One of those Sundays, he visited a neighborhood church that announced that they were looking for a youth director. I had no intention of going immediately on another church staff. I’m not sure what I thought I was going to do all day as Lucas worked and we hardly had money for me to be a lady of leisure. We had a four bedroom house with a king sized mattress and frame, a guest bed (which was a REALLY big splurge), a couch and a love seat. We purchased a two seater kitchen table and at that point we thought we had arrived. We were living large, but we certainly did not have disposable income for me to fancy up the joint.
When you move to a new place, the normal questions people ask include your name, where you have recently lived and your profession. When we set out to find a church, I intentionally did not mention that I “knew” anything about church work. I wanted to find a church that we could love, not an employer. I wasn’t even sure if I wanted to work full time in vocational ministry. That was short lived. Upon receiving a call from the Associate Pastor to thank us for visiting, apparently I asked questions that were a dead giveaway. I knew too much. She quickly picked up on my love for the Church and students. Within weeks, I was in a final interview, and by March 1, I was on full time staff as the Director of Youth Ministry.

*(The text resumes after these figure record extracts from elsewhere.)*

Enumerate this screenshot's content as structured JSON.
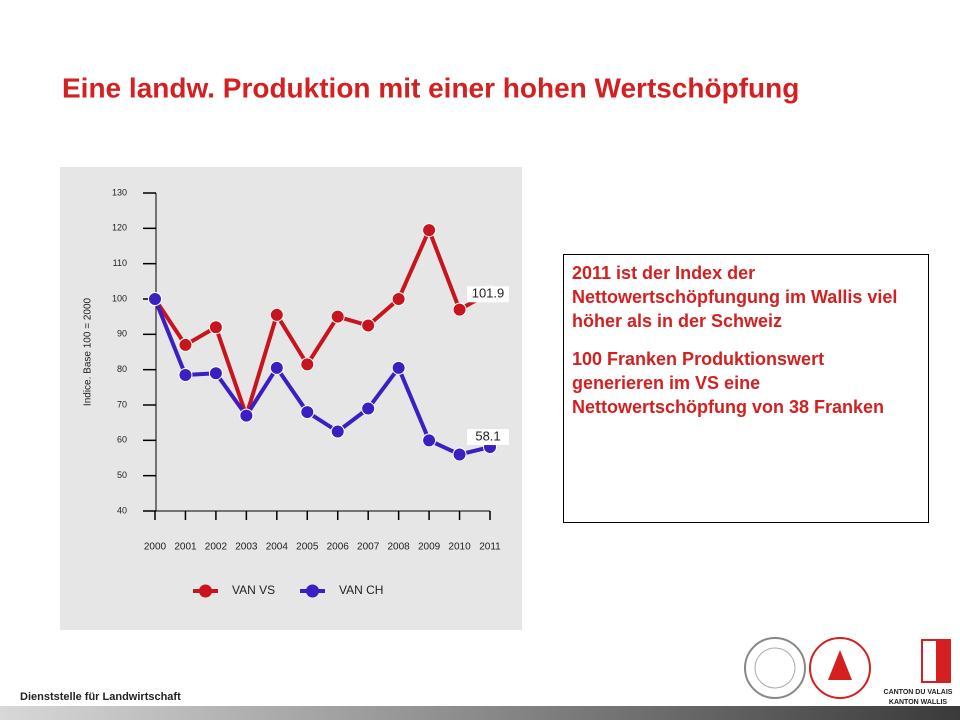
{
  "title": "Eine landw. Produktion mit einer hohen Wertschöpfung",
  "chart_data": {
    "type": "line",
    "ylabel": "Indice. Base 100 = 2000",
    "categories": [
      "2000",
      "2001",
      "2002",
      "2003",
      "2004",
      "2005",
      "2006",
      "2007",
      "2008",
      "2009",
      "2010",
      "2011"
    ],
    "series": [
      {
        "name": "VAN VS",
        "color": "#c8141e",
        "values": [
          100,
          87,
          92,
          67,
          95.5,
          81.5,
          95,
          92.5,
          100,
          119.5,
          97,
          101.9
        ]
      },
      {
        "name": "VAN CH",
        "color": "#3b1fc2",
        "values": [
          100,
          78.5,
          79,
          67,
          80.5,
          68,
          62.5,
          69,
          80.5,
          60,
          56,
          58.1
        ]
      }
    ],
    "ylim": [
      40,
      130
    ],
    "yticks": [
      40,
      50,
      60,
      70,
      80,
      90,
      100,
      110,
      120,
      130
    ]
  },
  "note": [
    "2011 ist der Index der Nettowertschöpfungung im Wallis viel höher als in der Schweiz",
    "100 Franken Produktionswert generieren im VS eine Nettowertschöpfung von 38 Franken"
  ],
  "footer": {
    "text": "Dienststelle für Landwirtschaft",
    "logo_lines": [
      "CANTON DU VALAIS",
      "KANTON WALLIS"
    ]
  }
}
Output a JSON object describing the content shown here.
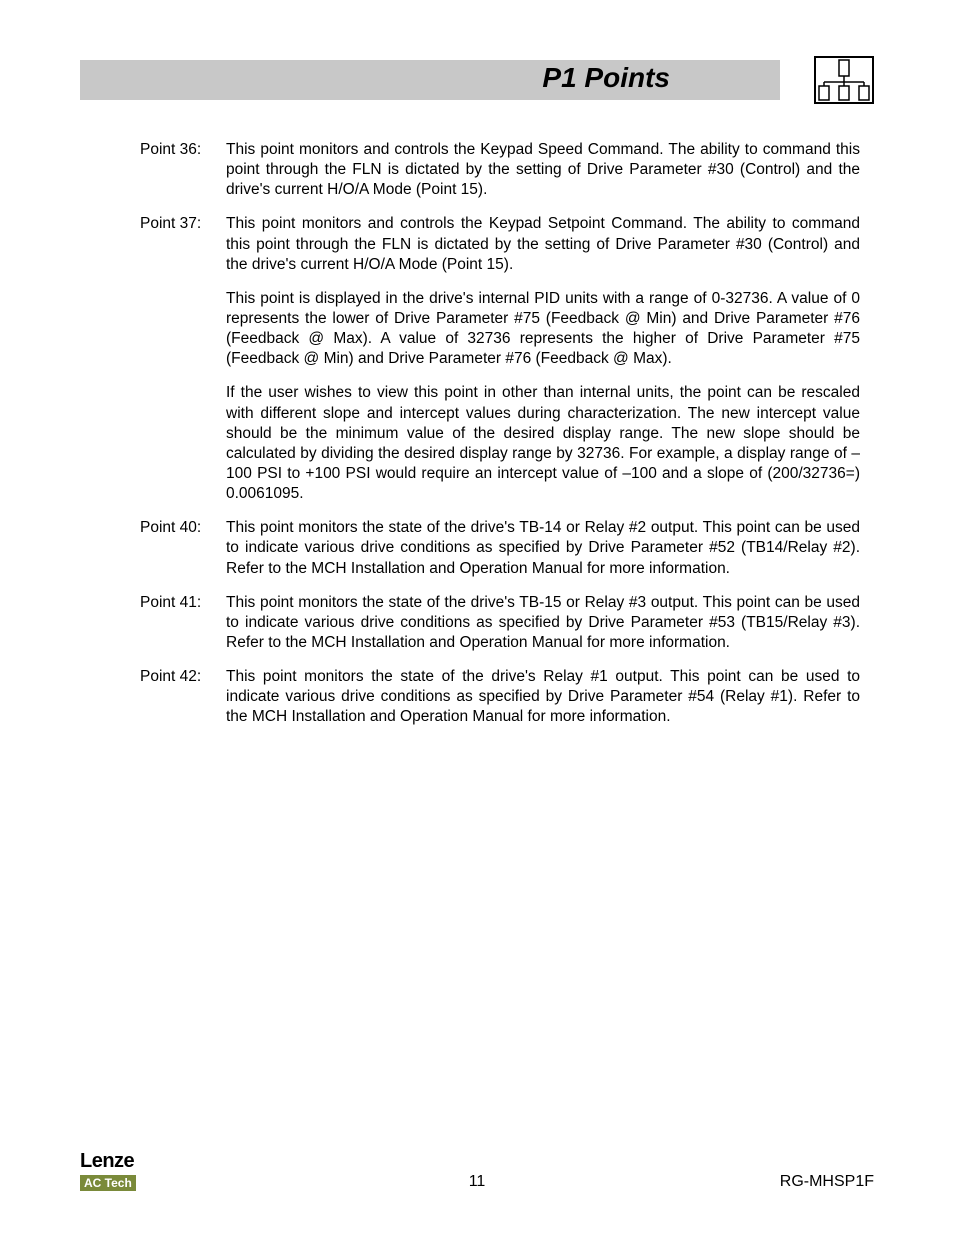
{
  "header": {
    "title": "P1 Points"
  },
  "points": [
    {
      "label": "Point 36:",
      "paragraphs": [
        "This point monitors and controls the Keypad Speed Command. The ability to command this point through the FLN is dictated by the setting of Drive Parameter #30 (Control) and the drive's current H/O/A Mode (Point 15)."
      ]
    },
    {
      "label": "Point 37:",
      "paragraphs": [
        "This point monitors and controls the Keypad Setpoint Command. The ability to command this point through the FLN is dictated by the setting of Drive Parameter #30 (Control) and the drive's current H/O/A Mode (Point 15).",
        "This point is displayed in the drive's internal PID units with a range of 0-32736. A value of 0 represents the lower of Drive Parameter #75 (Feedback @ Min) and Drive Parameter #76 (Feedback @ Max). A value of 32736 represents the higher of Drive Parameter #75 (Feedback @ Min) and Drive Parameter #76 (Feedback @ Max).",
        "If the user wishes to view this point in other than internal units, the point can be rescaled with different slope and intercept values during characterization. The new intercept value should be the minimum value of the desired display range. The new slope should be calculated by dividing the desired display range by 32736. For example, a display range of –100 PSI to +100 PSI would require an intercept value of –100 and a slope of (200/32736=) 0.0061095."
      ]
    },
    {
      "label": "Point 40:",
      "paragraphs": [
        "This point monitors the state of the drive's TB-14 or Relay #2 output. This point can be used to indicate various drive conditions as specified by Drive Parameter #52 (TB14/Relay #2). Refer to the MCH Installation and Operation Manual for more information."
      ]
    },
    {
      "label": "Point 41:",
      "paragraphs": [
        "This point monitors the state of the drive's TB-15 or Relay #3 output. This point can be used to indicate various drive conditions as specified by Drive Parameter #53 (TB15/Relay #3). Refer to the MCH Installation and Operation Manual for more information."
      ]
    },
    {
      "label": "Point 42:",
      "paragraphs": [
        "This point monitors the state of the drive's Relay #1 output. This point can be used to indicate various drive conditions as specified by Drive Parameter #54 (Relay #1). Refer to the MCH Installation and Operation Manual for more information."
      ]
    }
  ],
  "footer": {
    "page_number": "11",
    "doc_code": "RG-MHSP1F",
    "logo_top": "Lenze",
    "logo_bottom": "AC Tech"
  }
}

The church got a package deal with us. And really, Lucas was the best bonus. I could plan and organize and do the details. I could impart wisdom and offer friendship. But Lucas, he was the fun one. The worst part of being my husband was that he had to follow my rules. In the first 3 years of our marriage, we grew to love serving and working and playing and dreaming as we journeyed with some of the dearest people in our lives, still to this day. The memories we made and the laughter and tears that we shared as we served and skied and canoed and taught and played and worshiped and drove and chaperoned were foundational to our love of Church. There is nothing that can take that pure joy away from us as a couple.
And as we grew to love other people’s kids, we began to dream about what it would look like to be parents ourselves. We had handled youth camp, how much harder could it get? It was with that insane naivety that we began praying for the “right time” to talk about a family. And if you have ever navigated these waters, you know that you are never really ready. Never.